The Canadian government is planning to launch an ad campaign warning youth about the dangers of driving while high.
Public Safety Canada is currently seeking a creative agency to develop the $1.9-million campaign, which will be released before cannabis is legalized across the country next July.
Officials hope the ads will "reduce [the] percentage of Canadians that say they would be likely to accept a ride from someone under the influence of marijuana."
The target audience for the multimedia campaign is Canadians between the ages of 16 and 24.
A smaller video campaign rolled out by Public Safety Canada earlier this year expressed support for a pilot project involving new roadside devices for testing drivers’ oral fluids. "Consuming marijuana doubles your chance of a car accident," cautioned one of the videos.
The new campaign comes in the wake of public opinion polling from last year, which found that more than a quarter of Canadians have driven under the influence of cannabis at least once. The Health Canada-commissioned poll also found more than a third of those surveyed reported having been a passenger in a car driven by someone using cannabis.
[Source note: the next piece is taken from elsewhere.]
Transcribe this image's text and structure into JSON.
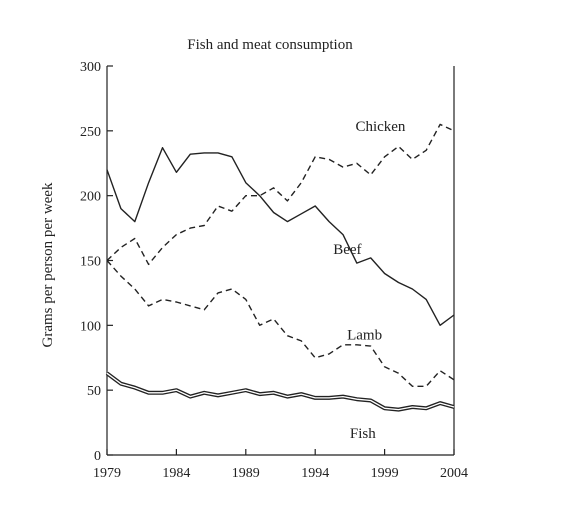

Other Canadian organizations have recently introduced similar ads, including the Canadian Automobile Association, Drug Free Kids Canada and Mothers Against Drunk Driving (MADD).
MADD CEO Andrew Murie said the timing was right for the government’s ad campaign. The group recently made some changes to its own impaired-driving campaigns – which have always focused on alcohol – by producing three cannabis-related public-service ads.
Last November, a panel advising the Canadian government on legalization called for research into intoxication levels, screening devices, new penalties and better enforcement.
Its first recommendation, however, was “a robust and ongoing national public education campaign [that] requires proper funding and implementation as soon as possible, prior to legalization.
"Furthermore, the public education campaign needs a special focus on youth to dispel the myth that cannabis use leads to better driving."